Here — against social trends towards what he cites as WEB du Bois’s Talented Tenth-effect on the development of black and Latino communities — watermelons, grapes and satsumas prove to be some of the community’s real weapons of change. This is against the best efforts of the aptly named Dum Dum Donut’s Intellectuals, a clandestine group whose methods of social change include a “blackening” of dominant English literature. The Sellout metaphorically throws fruit in the face of a particular kind of black-elite intellectualism.
But recognising that does not prompt the criticism of “the black intellectual establishment” from Beatty as one might expect. Instead, like his protagonist’s quietly calculated decision to reconstruct his city and raise its embedded negritude to the surface — calling a watermelon a watermelon — Beatty acknowledges the complexity of the whole enterprise and steers the conversation towards the labour of writing good fiction.
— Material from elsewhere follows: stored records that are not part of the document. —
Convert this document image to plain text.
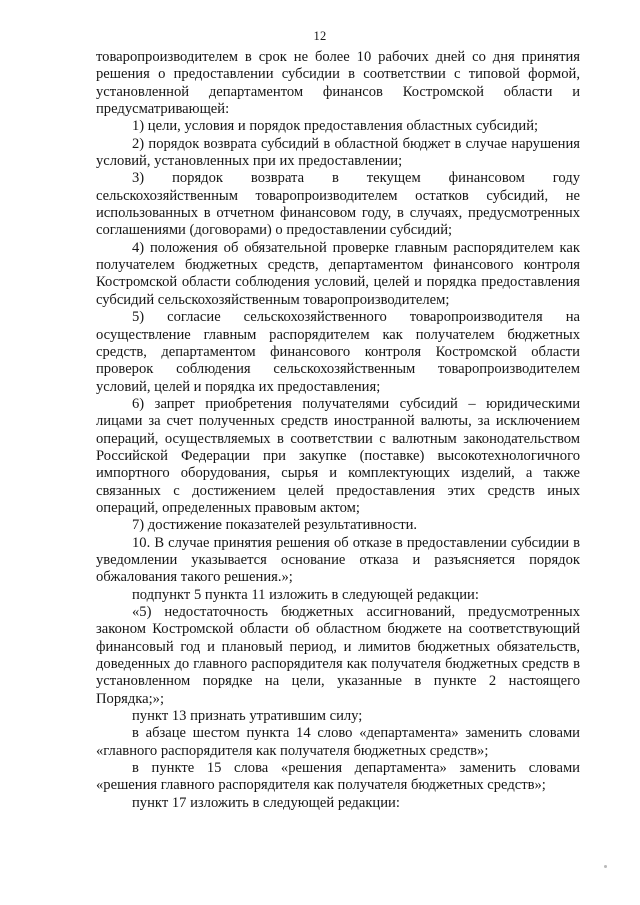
12

товаропроизводителем в срок не более 10 рабочих дней со дня принятия решения о предоставлении субсидии в соответствии с типовой формой, установленной департаментом финансов Костромской области и предусматривающей:

1) цели, условия и порядок предоставления областных субсидий;

2) порядок возврата субсидий в областной бюджет в случае нарушения условий, установленных при их предоставлении;

3) порядок возврата в текущем финансовом году сельскохозяйственным товаропроизводителем остатков субсидий, не использованных в отчетном финансовом году, в случаях, предусмотренных соглашениями (договорами) о предоставлении субсидий;

4) положения об обязательной проверке главным распорядителем как получателем бюджетных средств, департаментом финансового контроля Костромской области соблюдения условий, целей и порядка предоставления субсидий сельскохозяйственным товаропроизводителем;

5) согласие сельскохозяйственного товаропроизводителя на осуществление главным распорядителем как получателем бюджетных средств, департаментом финансового контроля Костромской области проверок соблюдения сельскохозяйственным товаропроизводителем условий, целей и порядка их предоставления;

6) запрет приобретения получателями субсидий – юридическими лицами за счет полученных средств иностранной валюты, за исключением операций, осуществляемых в соответствии с валютным законодательством Российской Федерации при закупке (поставке) высокотехнологичного импортного оборудования, сырья и комплектующих изделий, а также связанных с достижением целей предоставления этих средств иных операций, определенных правовым актом;

7) достижение показателей результативности.

10. В случае принятия решения об отказе в предоставлении субсидии в уведомлении указывается основание отказа и разъясняется порядок обжалования такого решения.»;

подпункт 5 пункта 11 изложить в следующей редакции:

«5) недостаточность бюджетных ассигнований, предусмотренных законом Костромской области об областном бюджете на соответствующий финансовый год и плановый период, и лимитов бюджетных обязательств, доведенных до главного распорядителя как получателя бюджетных средств в установленном порядке на цели, указанные в пункте 2 настоящего Порядка;»;

пункт 13 признать утратившим силу;

в абзаце шестом пункта 14 слово «департамента» заменить словами «главного распорядителя как получателя бюджетных средств»;

в пункте 15 слова «решения департамента» заменить словами «решения главного распорядителя как получателя бюджетных средств»;

пункт 17 изложить в следующей редакции:
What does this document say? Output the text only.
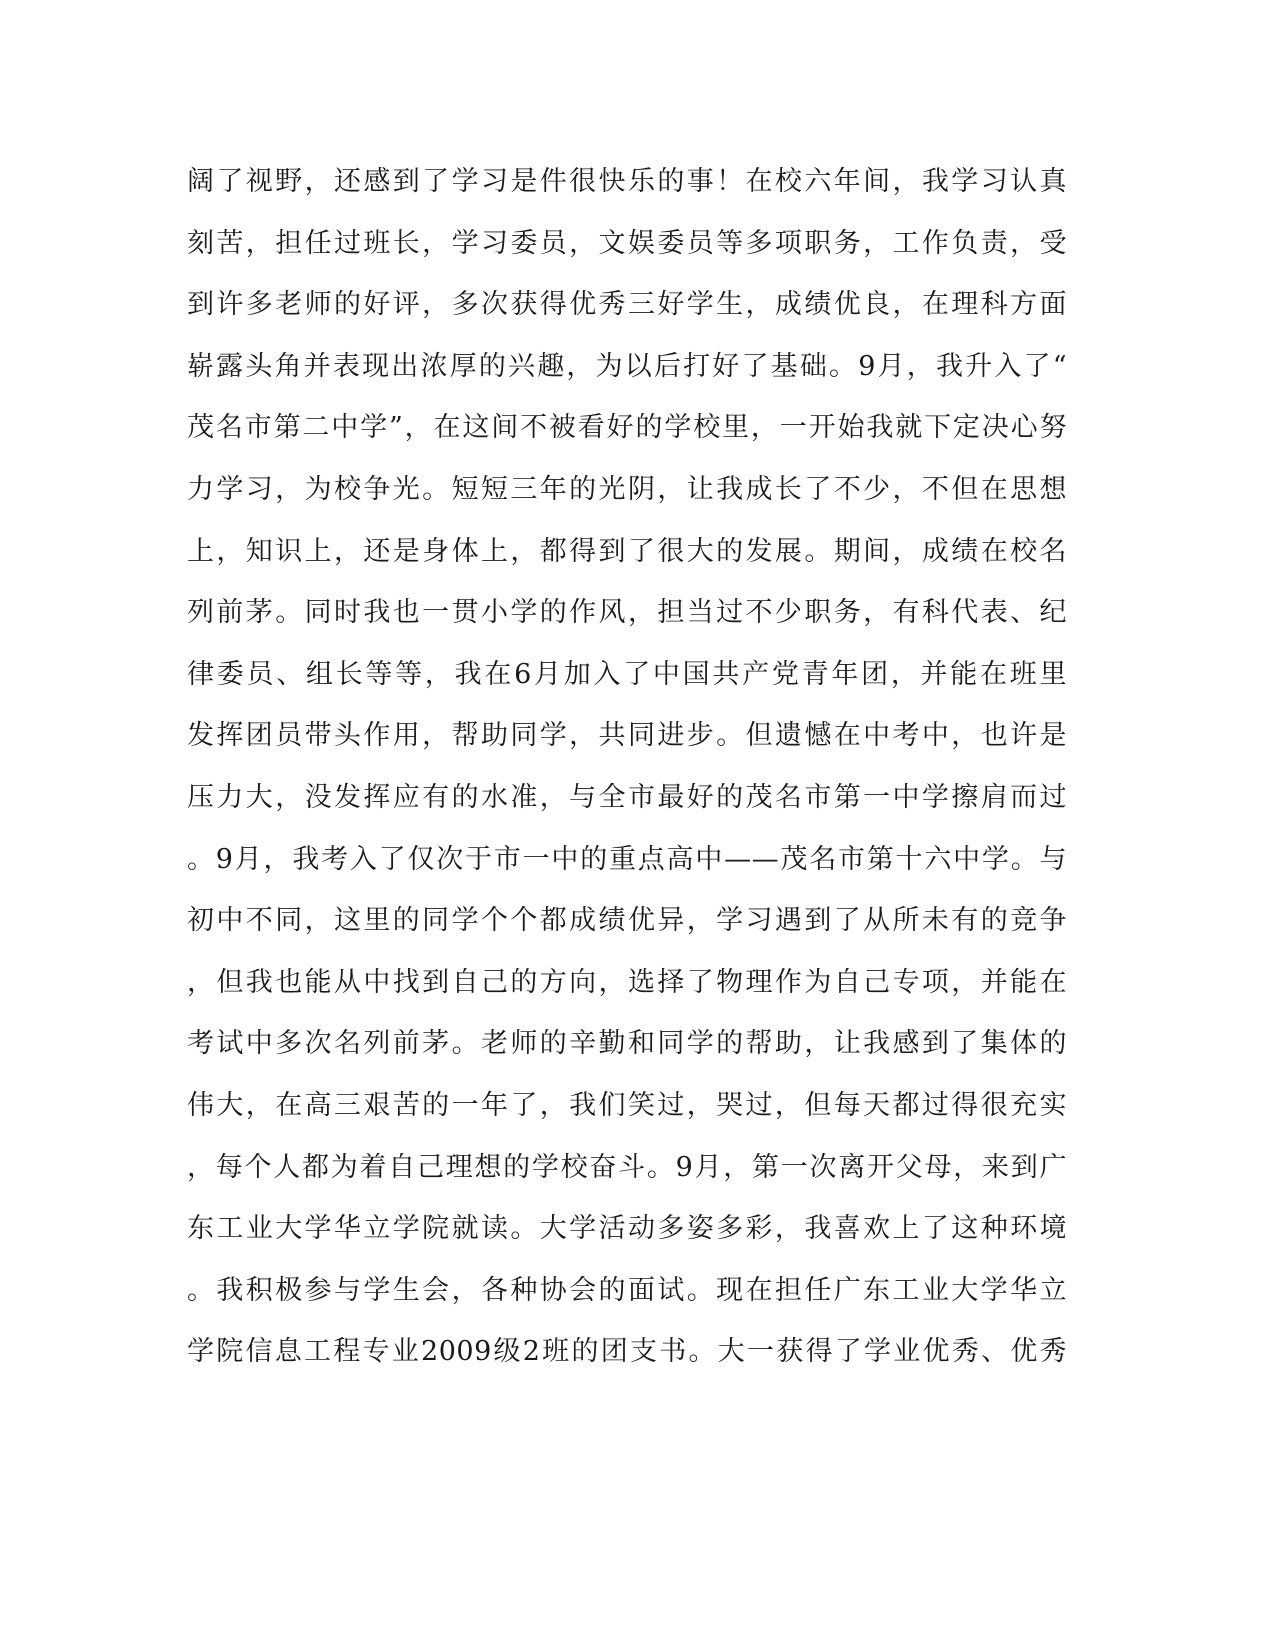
阔了视野，还感到了学习是件很快乐的事！在校六年间，我学习认真
刻苦，担任过班长，学习委员，文娱委员等多项职务，工作负责，受
到许多老师的好评，多次获得优秀三好学生，成绩优良，在理科方面
崭露头角并表现出浓厚的兴趣，为以后打好了基础。9月，我升入了“
茂名市第二中学”，在这间不被看好的学校里，一开始我就下定决心努
力学习，为校争光。短短三年的光阴，让我成长了不少，不但在思想
上，知识上，还是身体上，都得到了很大的发展。期间，成绩在校名
列前茅。同时我也一贯小学的作风，担当过不少职务，有科代表、纪
律委员、组长等等，我在6月加入了中国共产党青年团，并能在班里
发挥团员带头作用，帮助同学，共同进步。但遗憾在中考中，也许是
压力大，没发挥应有的水准，与全市最好的茂名市第一中学擦肩而过
。9月，我考入了仅次于市一中的重点高中——茂名市第十六中学。与
初中不同，这里的同学个个都成绩优异，学习遇到了从所未有的竞争
，但我也能从中找到自己的方向，选择了物理作为自己专项，并能在
考试中多次名列前茅。老师的辛勤和同学的帮助，让我感到了集体的
伟大，在高三艰苦的一年了，我们笑过，哭过，但每天都过得很充实
，每个人都为着自己理想的学校奋斗。9月，第一次离开父母，来到广
东工业大学华立学院就读。大学活动多姿多彩，我喜欢上了这种环境
。我积极参与学生会，各种协会的面试。现在担任广东工业大学华立
学院信息工程专业2009级2班的团支书。大一获得了学业优秀、优秀
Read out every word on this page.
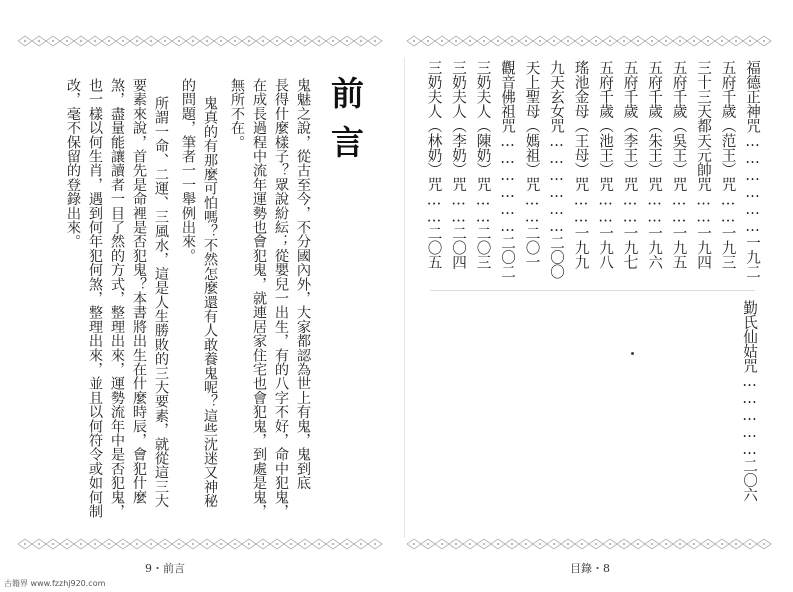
前言
鬼魅之說，從古至今，不分國內外，大家都認為世上有鬼，鬼到底
長得什麼樣子？眾說紛紜；從嬰兒一出生，有的八字不好，命中犯鬼，
在成長過程中流年運勢也會犯鬼，就連居家住宅也會犯鬼，到處是鬼，
無所不在。
鬼真的有那麼可怕嗎？不然怎麼還有人敢養鬼呢？這些沈迷又神秘
的問題，筆者一一舉例出來。
所謂一命、二運、三風水，這是人生勝敗的三大要素，就從這三大
要素來說，首先是命裡是否犯鬼？本書將出生在什麼時辰，會犯什麼
煞，盡量能讓讀者一目了然的方式，整理出來，運勢流年中是否犯鬼，
也一樣以何生肖，遇到何年犯何煞，整理出來，並且以何符令或如何制
改，毫不保留的登錄出來。
9・前言
福德正神咒………………一九二
五府千歲（范王）咒……一九三
三十三天都天元帥咒……一九四
五府千歲（吳王）咒……一九五
五府千歲（朱王）咒……一九六
五府千歲（李王）咒……一九七
五府千歲（池王）咒……一九八
瑤池金母（王母）咒……一九九
九天玄女咒………………二〇〇
天上聖母（媽祖）咒……二〇一
觀音佛祖咒………………二〇二
三奶夫人（陳奶）咒……二〇三
三奶夫人（李奶）咒……二〇四
三奶夫人（林奶）咒……二〇五
勤氏仙姑咒……………二〇六
目錄・8
古籍界 www.fzzhj920.com
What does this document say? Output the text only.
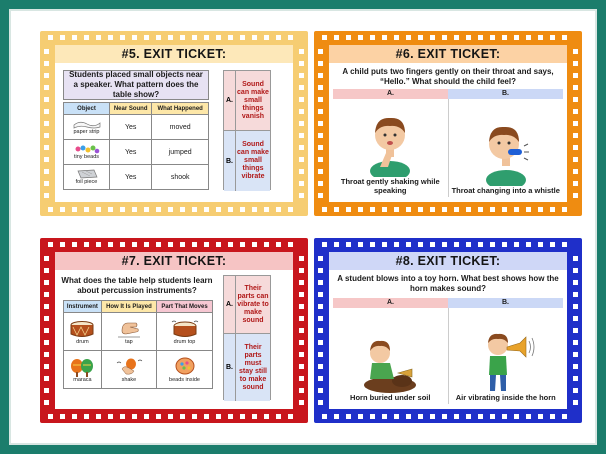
#5. EXIT TICKET:
Students placed small objects near a speaker. What pattern does the table show?
Object	Near Sound	What Happened

paper strip	Yes	moved

tiny beads	Yes	jumped

foil piece	Yes	shook
A.
Sound can make small things vanish
B.
Sound can make small things vibrate
#6. EXIT TICKET:
A child puts two fingers gently on their throat and says, “Hello.” What should the child feel?
A.	B.
Throat gently shaking while speaking	Throat changing into a whistle
#7. EXIT TICKET:
What does the table help students learn about percussion instruments?
Instrument	How It Is Played	Part That Moves

drum	tap	drum top

maraca	shake	beads inside
A.
Their parts can vibrate to make sound
B.
Their parts must stay still to make sound
#8. EXIT TICKET:
A student blows into a toy horn. What best shows how the horn makes sound?
A.	B.
Horn buried under soil	Air vibrating inside the horn
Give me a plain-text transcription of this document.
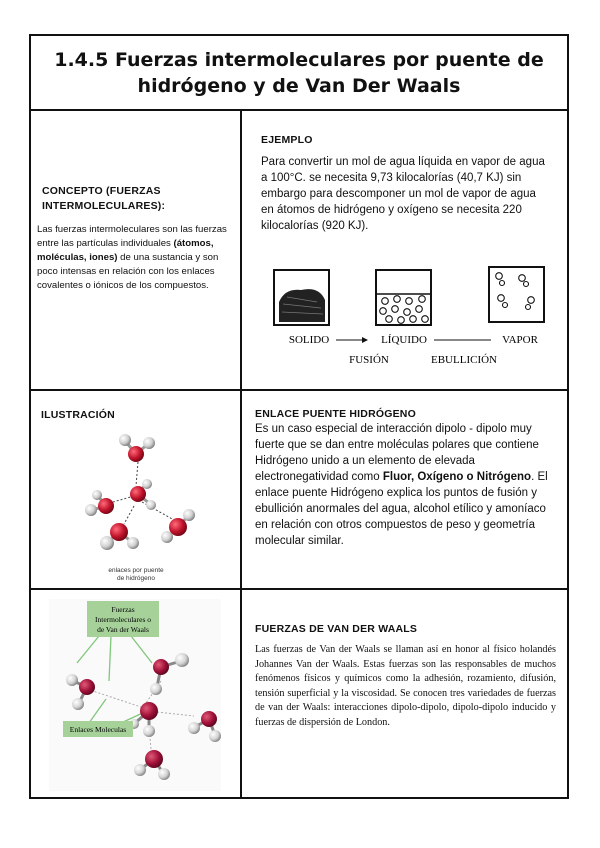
1.4.5 Fuerzas intermoleculares por puente de
hidrógeno y de Van Der Waals
CONCEPTO (FUERZAS
INTERMOLECULARES):
Las fuerzas intermoleculares son las fuerzas entre las partículas individuales (átomos, moléculas, iones) de una sustancia y son poco intensas en relación con los enlaces covalentes o iónicos de los compuestos.
EJEMPLO
Para convertir un mol de agua líquida en vapor de agua a 100°C. se necesita 9,73 kilocalorías (40,7 KJ) sin embargo para descomponer un mol de vapor de agua en átomos de hidrógeno y oxígeno se necesita 220 kilocalorías (920 KJ).
SOLIDO	LÍQUIDO	VAPOR
FUSIÓN	EBULLICIÓN
ILUSTRACIÓN
enlaces por puente
de hidrógeno
ENLACE PUENTE HIDRÓGENO
Es un caso especial de interacción dipolo - dipolo muy fuerte que se dan entre moléculas polares que contiene Hidrógeno unido a un elemento de elevada electronegatividad como Fluor, Oxígeno o Nitrógeno. El enlace puente Hidrógeno explica los puntos de fusión y ebullición anormales del agua, alcohol etílico y amoníaco en relación con otros compuestos de peso y geometría molecular similar.
Fuerzas
Intermoleculares o
de Van der Waals
Enlaces Moleculas
FUERZAS DE VAN DER WAALS
Las fuerzas de Van der Waals se llaman así en honor al físico holandés Johannes Van der Waals. Estas fuerzas son las responsables de muchos fenómenos físicos y químicos como la adhesión, rozamiento, difusión, tensión superficial y la viscosidad. Se conocen tres variedades de fuerzas de van der Waals: interacciones dipolo-dipolo, dipolo-dipolo inducido y fuerzas de dispersión de London.
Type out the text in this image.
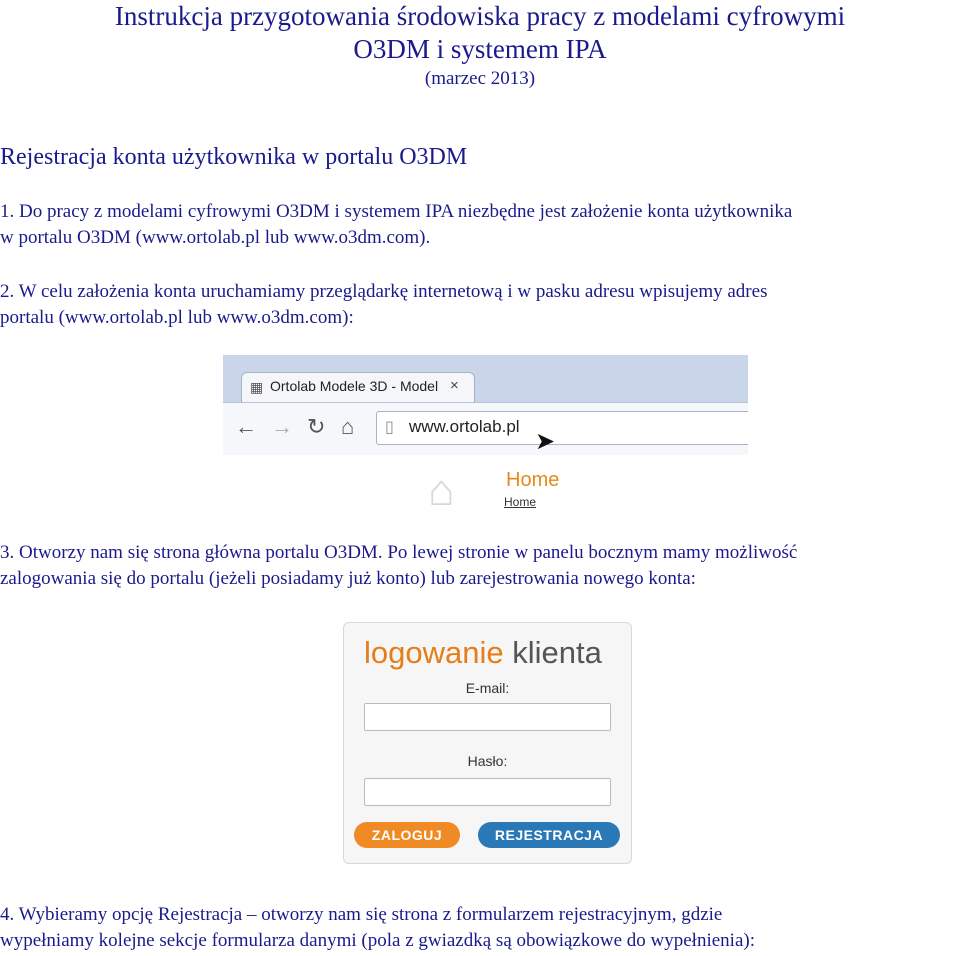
Instrukcja przygotowania środowiska pracy z modelami cyfrowymi
O3DM i systemem IPA
(marzec 2013)
Rejestracja konta użytkownika w portalu O3DM
1. Do pracy z modelami cyfrowymi O3DM i systemem IPA niezbędne jest założenie konta użytkownika
w portalu O3DM (www.ortolab.pl lub www.o3dm.com).
2. W celu założenia konta uruchamiamy przeglądarkę internetową i w pasku adresu wpisujemy adres
portalu (www.ortolab.pl lub www.o3dm.com):
▦ Ortolab Modele 3D - Model ×
← → ↻ ⌂ ▯ www.ortolab.pl
➤
⌂	Home
Home
3. Otworzy nam się strona główna portalu O3DM. Po lewej stronie w panelu bocznym mamy możliwość
zalogowania się do portalu (jeżeli posiadamy już konto) lub zarejestrowania nowego konta:
logowanie klienta
E-mail:
Hasło:
ZALOGUJ	REJESTRACJA
4. Wybieramy opcję Rejestracja – otworzy nam się strona z formularzem rejestracyjnym, gdzie
wypełniamy kolejne sekcje formularza danymi (pola z gwiazdką są obowiązkowe do wypełnienia):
He does not waste time entertaining grandiosity or the burden often placed on black authors to be spokespeople of their race.
Addressing the agrarian streak, he says: “Growing up in Los Angeles, produce is such a big part of my upbringing and I’m not a big fruit eater necessarily,” he says. “I was thinking about being young and there would be these migrant worker strikes and boycotts and you wouldn’t eat grapes. So it made you examine, like, where do the grapes come from? Where does all this stuff come from? And then I have memories of sitting in my front porch and cracking pomegranates open and being very happy. There were fruit trees in the backyard. You were talking about space and territoriality, part of those markings for me are trees, plants, these things.”
In constantly looking for the most complex ways of rendering stereotypes, Beatty frees them from the bite of history, in a way, enabling his readers to experience similar sensations. He often balks at the suggestion that his work is satire, seeing the term as just another pigeonhole. But it is a suggestion he may be hard-pressed to escape.
At a Stateside reading attended by mostly black people, several members of the audience, with little discernible irony, posit to Beatty that the book rings true and not fictional. But in general, Beatty regards readers’ responses to his work as a little too earnest and laden with personal projections.
He relates an anecdote about how a reader responded to a passage in the book. “I remember when the book had just come out and I was talking to one guy (I’m gonna stereotype him and put him in the Black Lives Matter box). One of the things that spoke to this guy was the father getting killed by the cops in the beginning of the book. And I remember thinking: ‘That’s not that important to me.’ I mean, it is such an old issue and, for me, it is just a literary device and I mean it to mean something, but it’s not like this real contemporary thing for me. To me, it’s just like this stuff is so old, so ancient. For me, it’s just interesting when people become aware of these certain things.”
Beatty, now in his mid-50s and four novels deep, does not tweet, have a web page or a Facebook profile. In his books, too, his characters live without cellphones. The false sheen of contemporariness is removed and substituted with a more mindful way of experiencing the world.
By forcing us to meditate on race while freeing us from its prison, Beatty points us to an inhabitable future, one where our only borders, our abiding prisons, are primarily the ones buried deep in our psyches.
His work, and his manner of discussing it, appears as a welcome rebuttal of the implicit idea that black literature must constantly be involved in an exercise of saving. It is a comment that simply says: “No, thank you.”
In its own layered way, Beatty’s work echoes Toni Morrison’s sentiment of removing the distractions of race and injustice faced by black people.
The result is a story so specific, so frank and so entertaining that it is impossible to not feel caught out in some way — to which Beatty might say: “That’s on you, son.”